Unscheduled Harvests. Manage suitable and nonsuitable woodlands (all categories) for resource values other than sustained timber production. Other forest lands not subject to planned harvest include existing high-use recreation sites, riparian-wetland areas, Mountain Lakes Wilderness Study Area, proposed area of critical environmental concern, an area adjacent to the Pacific Crest Trail, bald eagle and peregrine falcon nest site protection areas, and identified cultural sites. Plan unscheduled harvest to manipulate stand density, composition, fuel loads, or other features where the resulting stand will improve forest ecological condition, wildlife habitat, or other resource values. Specifically, plan harvest of marketable western juniper woodlands for improvement of forest or range land ecosystem or watershed conditions. Up to 1,000 acres per year of juniper woodland could be harvested for commercial forest products. See also Riparian Reserves and Late-Successional/District Designated Reserves sections.
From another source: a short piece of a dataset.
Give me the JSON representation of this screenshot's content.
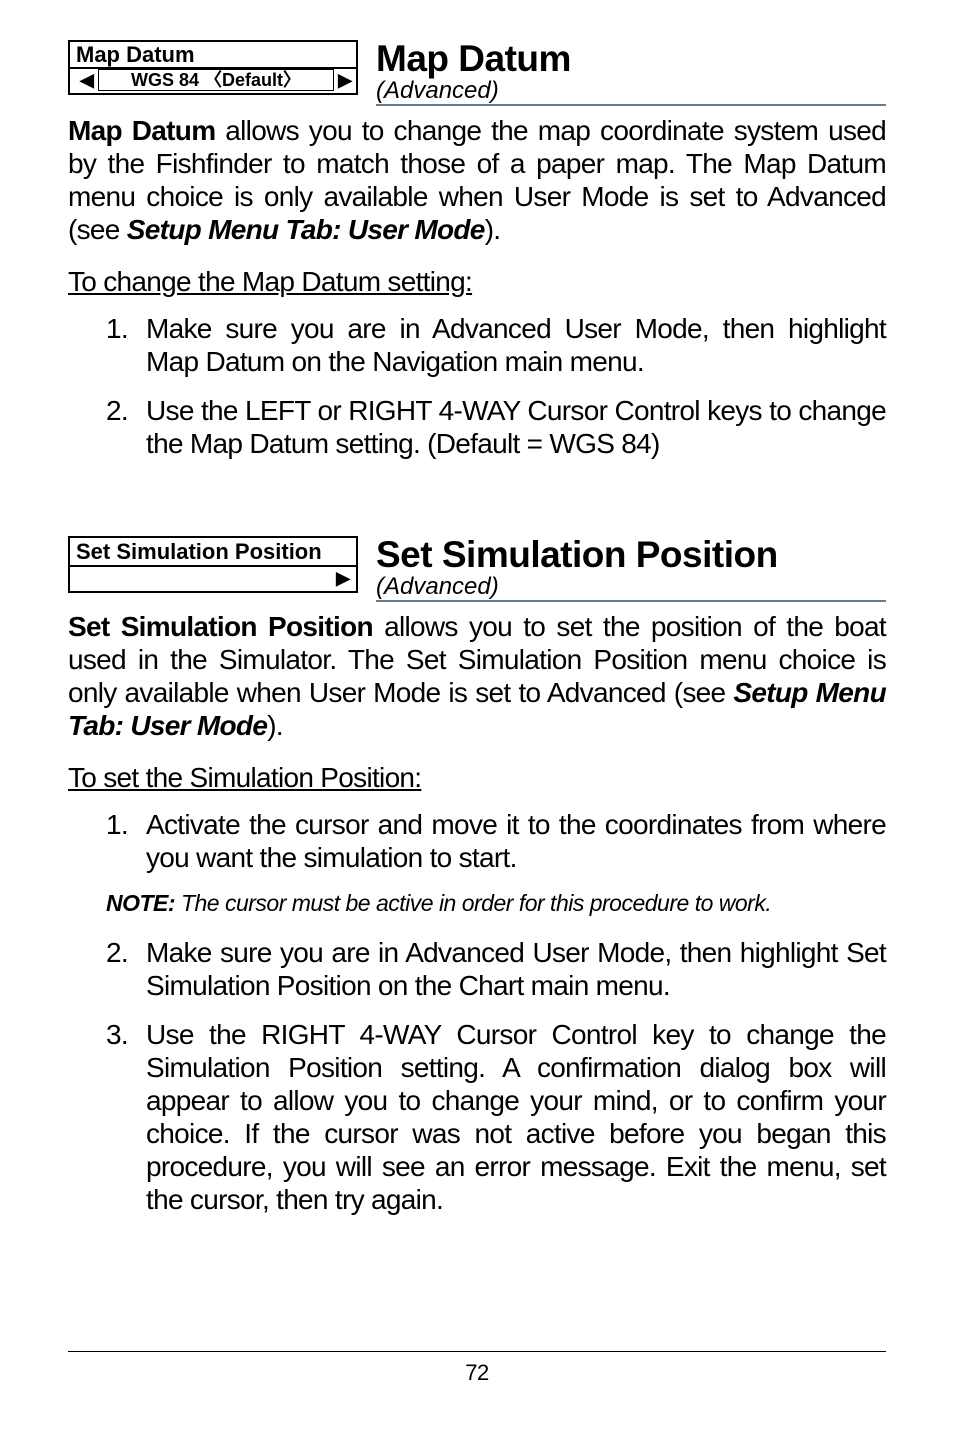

Apply the management actions/direction in the Riparian Reserves, Late-Successional/District Designated Reserves, and Special Status and Supplemental Environmental Impact Statement Special Attention Species section. Appendix E describes the silvicultural systems to be applied to available forest lands.
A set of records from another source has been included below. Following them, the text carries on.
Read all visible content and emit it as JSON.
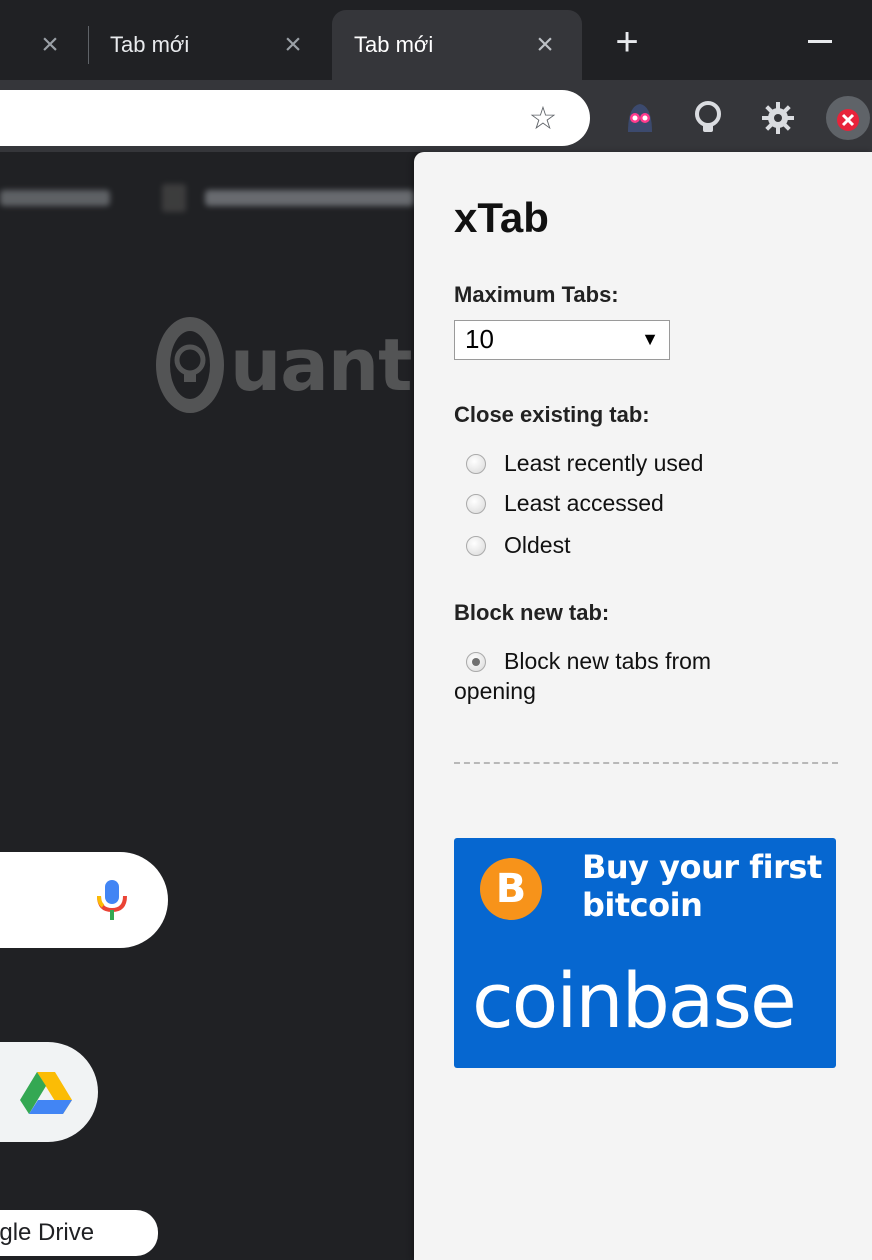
{
  "tabs": [
    {
      "title": "",
      "close": "×"
    },
    {
      "title": "Tab mới",
      "close": "×"
    },
    {
      "title": "Tab mới",
      "close": "×",
      "active": true
    }
  ],
  "tab_actions": {
    "new_tab": "+"
  },
  "toolbar": {
    "star": "☆",
    "extensions": [
      "ghost-extension-icon",
      "lightbulb-extension-icon",
      "gear-extension-icon",
      "xtab-extension-icon"
    ]
  },
  "page": {
    "watermark": "uantrimang",
    "shortcut_label": "ogle Drive"
  },
  "popup": {
    "title": "xTab",
    "max_tabs_label": "Maximum Tabs:",
    "max_tabs_value": "10",
    "close_existing_label": "Close existing tab:",
    "close_options": [
      {
        "label": "Least recently used",
        "checked": false
      },
      {
        "label": "Least accessed",
        "checked": false
      },
      {
        "label": "Oldest",
        "checked": false
      }
    ],
    "block_label": "Block new tab:",
    "block_option": {
      "label_line1": "Block new tabs from",
      "label_line2": "opening",
      "checked": true
    },
    "ad": {
      "headline_line1": "Buy your first",
      "headline_line2": "bitcoin",
      "brand": "coinbase",
      "bitcoin_symbol": "B",
      "background_color": "#0667d0",
      "badge_color": "#f7931a"
    }
  }
}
On the east side, retain 5 to 10 of the largest (greater than 16 inches diameter at breast height) and healthiest green trees per acre. In addition, maintain a sustainable uneven-aged understory so that there is a variety of different sized trees and species represented throughout the stand available for recruitment.

On the west side, retain 16 to 25 large green trees per acre in harvest units.

Retain late-successional forest patches in landscape areas where little late-successional forest persists. This management action/direction will be applied in fifth field watersheds (20 to 200 square miles) in which federal forest lands are currently comprised of 15 percent or less late-successional forest. (The assessment of 15 percent will include all federal land allocations in a watershed.) Within such an area, protect all remaining late-successional forest stands. Protection of these stands could be modified in the future when other portions of a watershed have recovered to the point where they could replace the ecological roles of these stands.

Retain snags within a timber harvest unit at levels sufficient to support species of cavity-nesting birds at 60 percent of potential population levels. Meet the 60 percent minimum throughout the Matrix with per acre requirements met on average areas no larger than 40 acres.

On the west side, leave 120 linear feet of logs per acre greater than or equal to 16 inches in diameter and 16 feet long. On the east side, leave 50 lineal feet of logs per acre greater than or equal to 12 inches in diameter and 8 feet long. Existing decay class 1 and 2 logs count toward this requirement. Down logs will reflect the species mix of original stands. Where this management action/direction cannot be met with existing coarse woody debris, merchantable material will be used to make up the deficit.

Within identified sensitive rural interface areas, alter forest management practices, where realistically feasible, to mitigate adjacent landowner concerns. Practices used will be consistent with sustained yield.

Special Habitats. In project areas containing special wildlife habitats (for example, talus and meadows) maintain 100 to 200 foot buffers around the special habitat. This could be increased, decreased, or manipulated based on site-specific circumstances. Ecologically significant buffers will be determined by interdisciplinary teams.